Yang menemukan kembali [Aristoteles] adalah para filosof Islam, terutama Ibn Rushd [1126-1198], sang bijak dari Cordova. Dari Ibn Rushd, Aristoteles diperkenalkan ke Eropa abad pertengahan di mana Thomas Aquinas [1225-1274] menjadikannya dasar sistem filosofisnya.


Aristoteles adalah filosof Yunani pertama yang menulis sebuah “etika”, artinya, sebuah tulisan dengan tujuan agar manusia belajar untuk hidup secara bijaksana. Gagasan dasar Aristoteles adalah bahwa semakin manusia hidup dengan bijaksana semakin ia mengembangkan diri secara utuh.

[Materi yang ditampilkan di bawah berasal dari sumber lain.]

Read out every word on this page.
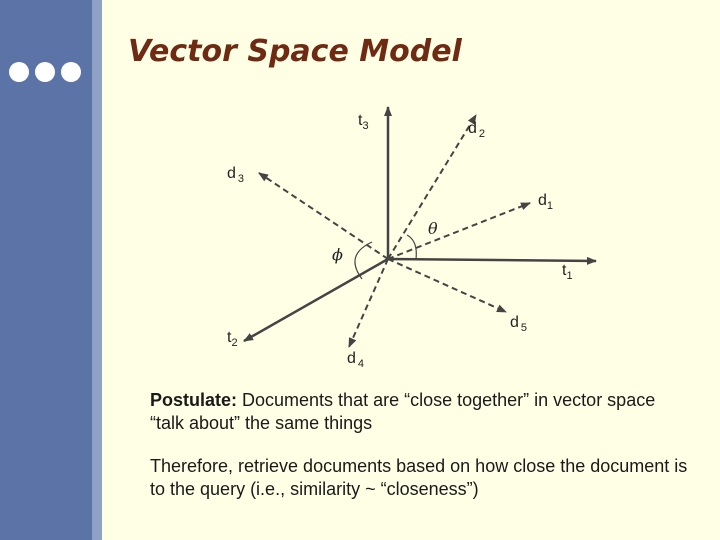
Vector Space Model
$t_3$	d $_2$
d $_3$
$d_1$
$t_1$
d $_5$
$t_2$
d $_4$
θ
ϕ
Postulate: Documents that are “close together” in vector space “talk about” the same things
Therefore, retrieve documents based on how close the document is to the query (i.e., similarity ~ “closeness”)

Pengalaman praktis dari penjabaran teori-teorinya Aristoteles adalah menjadi guru Alexander atau Iskandar Agung selama 342-335 sM. Sebelumnya Aristoteles menjadi murid Plato di Athena selama 20 tahun.

Aristoteles lahir 384 di Stagyra. Karya bukunya yang termasyur adalah Etika Nikomacheia.
[x]
TUJUAN MANUSIA

Etika Nikomacheia mulai dengan kalimat termasyhur:  “Setiap keterampilan dan ajaran, begitu pula tindakan dan keputusan tampaknya mengejar salah satu nilai.”
Orang yang hidup dengan cara yang tidak sesuai tujuannya akan tercecer. Apapun yang di capainya akhirnya tidak akan bermakna karena dirinya sendiri berantakan.

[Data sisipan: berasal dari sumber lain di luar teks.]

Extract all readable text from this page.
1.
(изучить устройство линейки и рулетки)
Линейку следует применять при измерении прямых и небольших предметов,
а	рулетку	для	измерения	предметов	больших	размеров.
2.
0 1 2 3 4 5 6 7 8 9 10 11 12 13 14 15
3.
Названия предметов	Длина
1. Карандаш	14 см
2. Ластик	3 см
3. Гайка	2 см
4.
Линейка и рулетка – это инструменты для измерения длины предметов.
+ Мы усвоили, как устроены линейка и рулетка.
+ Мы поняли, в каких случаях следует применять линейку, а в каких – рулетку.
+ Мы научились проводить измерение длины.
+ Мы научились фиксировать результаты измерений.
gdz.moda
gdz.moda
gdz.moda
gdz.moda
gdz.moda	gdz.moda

Pertanyaannya , Apakah tujuan Manusia??
[1]

Moralitas , yaitu ajaran tentang apa yang baik dan apa yang tidak  baik kita lakukan.

Aristoteles mau menunjukkan bahwa manusia sebagai makhluk yang berpikir dapat mengetahui bagaimana ia seharusnya hidup.

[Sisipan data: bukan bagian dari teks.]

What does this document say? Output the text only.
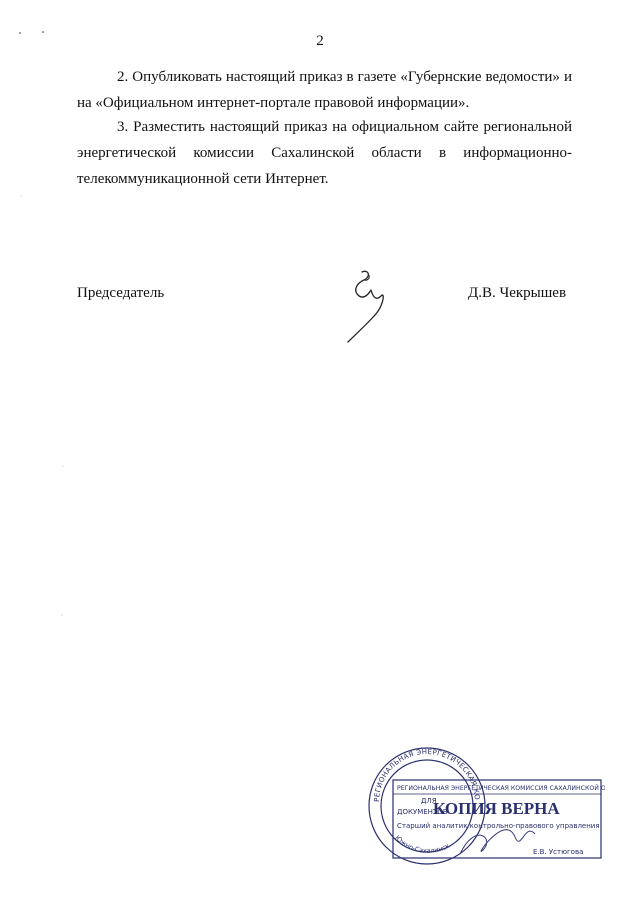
2
2. Опубликовать настоящий приказ в газете «Губернские ведомости» и
на «Официальном интернет-портале правовой информации».
3. Разместить настоящий приказ на официальном сайте региональной
энергетической комиссии Сахалинской области в информационно-
телекоммуникационной сети Интернет.
Председатель	Д.В. Чекрышев
РЕГИОНАЛЬНАЯ ЭНЕРГЕТИЧЕСКАЯ КО
Южно-Сахалинск
РЕГИОНАЛЬНАЯ ЭНЕРГЕТИЧЕСКАЯ КОМИССИЯ САХАЛИНСКОЙ О
ДЛЯ
ДОКУМЕНТОВ
КОПИЯ ВЕРНА
Старший аналитик контрольно-правового управления
Е.В. Устюгова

Apapun yang dilakukan oleh manusia selalu dilakukannya demi sebuah tujuan.
[2]

Apakah tujuan manusia?
Ada dua macam tujuan: Ada tujuan sementara dan tujuan akhir. Tujuan sementara adalah sarana untuk tujuan lebih lanjut.

Untuk tujuan akhir Aristoteles menjawab: Kebahagiaan! Kalau seseorang sudah bahagia, tidak ada yang masih diinginkan selebihnya.
[3]

Di satu pihak, kebahagiaan selalu dicari demi dirinya sendiri, dan bukan demi sesuatu yang lain. Dan di pihak satunya, kebahagiaan mencukupi dirinya sendiri, artinya, kalau kita sudah bahagia tidak ada yang bisa di tambah.

Kebahagiaan adalah apa yang dicari semua orang.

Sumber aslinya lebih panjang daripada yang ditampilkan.